In 1989, Cushman tied for bronze at the Canadian Championships with Madonna Gimotea. The year after, she finished in fifth place in the all-around at the 1990 Commonwealth Games with a score of 36.450. At the Four Continents Championships, she placed 10th.

In July 1991, Cushman competed at the 1991 Summer Universiade, where she won bronze in the clubs final. In August, she competed at the 1991 Pan American Games in Havana. Along with her teammates, Fuzesi and Gimotea, she won gold in the team competition. Cushman said that she thought that the judging was politically biased in favor of the Cuban gymnasts, but that "we had beat them all year and we knew we could do it again." Individually, she won bronze in the all-around, and she also qualified for three event finals and won a tied silver with the hoop. In October, she attended the 1991 World Championships in Athens, where she finished in 42nd place in the all-around.

In 1992, Cushman again attempted to win a berth on the Olympic team. This time, she was selected along with Gimotea after placing second at the national championships. She competed at the 1992 Summer Olympics in September and finished in a tied 29th place in the preliminary round. In November, she competed at her second World Championships, where she placed 31st.

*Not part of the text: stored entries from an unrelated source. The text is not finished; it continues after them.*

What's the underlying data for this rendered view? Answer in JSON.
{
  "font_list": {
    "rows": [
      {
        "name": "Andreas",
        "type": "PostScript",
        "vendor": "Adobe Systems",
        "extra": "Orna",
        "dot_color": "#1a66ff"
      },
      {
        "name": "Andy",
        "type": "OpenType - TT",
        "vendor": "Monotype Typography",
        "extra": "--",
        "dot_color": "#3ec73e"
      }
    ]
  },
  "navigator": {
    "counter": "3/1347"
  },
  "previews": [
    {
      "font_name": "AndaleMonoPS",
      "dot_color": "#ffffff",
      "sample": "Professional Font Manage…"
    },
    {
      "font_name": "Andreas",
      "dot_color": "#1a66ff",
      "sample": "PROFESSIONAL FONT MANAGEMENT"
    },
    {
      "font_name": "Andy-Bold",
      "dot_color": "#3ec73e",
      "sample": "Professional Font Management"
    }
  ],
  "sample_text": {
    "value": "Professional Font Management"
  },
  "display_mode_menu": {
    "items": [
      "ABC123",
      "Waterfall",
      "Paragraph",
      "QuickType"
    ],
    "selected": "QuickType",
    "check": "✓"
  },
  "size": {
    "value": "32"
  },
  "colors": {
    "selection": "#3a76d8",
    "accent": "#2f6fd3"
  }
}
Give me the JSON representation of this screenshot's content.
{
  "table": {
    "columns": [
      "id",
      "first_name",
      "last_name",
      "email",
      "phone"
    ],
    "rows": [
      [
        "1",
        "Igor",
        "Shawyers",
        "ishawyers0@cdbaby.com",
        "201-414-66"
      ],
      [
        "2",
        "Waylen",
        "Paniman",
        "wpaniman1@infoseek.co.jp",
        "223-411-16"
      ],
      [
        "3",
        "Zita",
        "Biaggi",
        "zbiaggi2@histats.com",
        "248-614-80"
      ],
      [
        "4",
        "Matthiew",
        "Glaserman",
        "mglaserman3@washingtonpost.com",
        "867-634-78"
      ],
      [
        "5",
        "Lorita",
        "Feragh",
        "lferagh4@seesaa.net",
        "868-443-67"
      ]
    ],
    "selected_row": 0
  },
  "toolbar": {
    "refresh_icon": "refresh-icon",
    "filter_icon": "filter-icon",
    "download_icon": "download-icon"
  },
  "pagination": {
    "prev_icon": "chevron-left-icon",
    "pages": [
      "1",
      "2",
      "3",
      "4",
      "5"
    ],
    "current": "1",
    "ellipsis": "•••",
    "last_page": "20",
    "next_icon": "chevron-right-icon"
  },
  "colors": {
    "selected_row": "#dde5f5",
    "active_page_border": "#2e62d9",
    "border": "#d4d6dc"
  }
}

Cushman retired at the end of 1992. In an interview, she said that the Canadian Rhythmic Gymnastics Federation had made her sign a "weight contract" after the Olympics demanding that she lose 20 lb before she would be allowed to compete at the World Championships. She said that to lose the weight, she ate nothing for four days and also drank and ate nothing for two days straight while intensifying her training routine. The president of the Federation disputed her account, saying that while Cushman was asked to drop 8 lb of "problem" weight after consultation with a doctor to determine her ideal competitive weight, it was not required of her, and she was given access to nutritionists and sports psychologists.